Hi, I messed around for a couple years with carbon fiber mostly trying to create my own lightweight bike parts. But I did quite a few other projects that weren't cycle specific. The one thing I found consistent with every project I use a mold with, was it getting the finished products the hardened cured product away from the mold was always tricky. Even broke a part or two trying to get it to release. At one point I even popped for,, well now, I forget the name of the hard paint on liquid but it puts a hard coating on your mold and it's quite expensive. But anyway even that didn't work as well as I had hoped it would.
A decade later, and I'm confronted with a problem that requires me to decrease the weight of a swinging door, because I have now replaced the glass with corrugated plastic. The fiberglass frame of the door is too heavy for the corrugated plastic because it does not supply the rigidity that the glass did. I remember I have some leftover carbon fiber in my storage, so I buy a quart of resin a couple cheap paint brushes and as a cheap release agent get a tub of Vaseline. I've never tried this before but I knew it was a cheap alternative.

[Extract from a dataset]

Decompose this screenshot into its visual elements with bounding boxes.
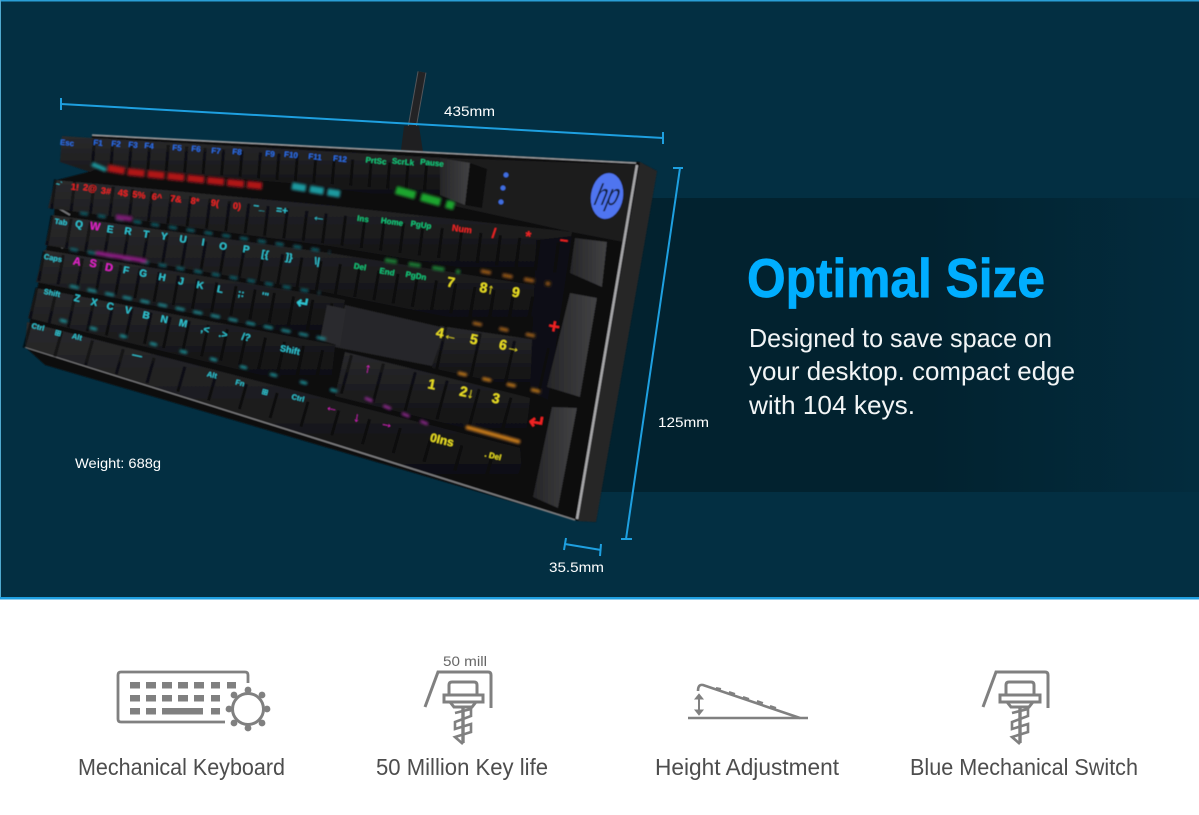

Here's the wow part. After coating the fiberglass frame which I was going to use as a positive mold with Vaseline I see there's a stack of tissue paper in the corner of the room. By tissue paper I mean the very light thin stuff that you use to wrap China in. Gift tissue paper I guess. I decide to cover a section of my mold with this tissue paper as a layer in between the mold and the carbon fiber. (I was thinking cheese) It's was not easy getting it flat and laid nicely over the mold but once it gets thoroughly greasy with the Vaseline it's doable. The Vaseline alone didn't work very well at all, and I'm not even sure I'll be able to get the peace fully separated from the mold. But I am amazed, just absolutely amazed at how well the greasy tissue paper as an intermediate layer worked. I think I almost could have just lifted the mold up and tilted it vertical and the piece would have slid off had I done the whole piece with this tissue paper technique. And mostly everywhere the tissue paper peeled off the back of the carbon fiber as well. What I don't understand is why this hasn't been something that somebody else has tried? I think someone must have, but why I've never heard of it before I don't know? But if this is a new technique that I've discovered check it out. It works very very well.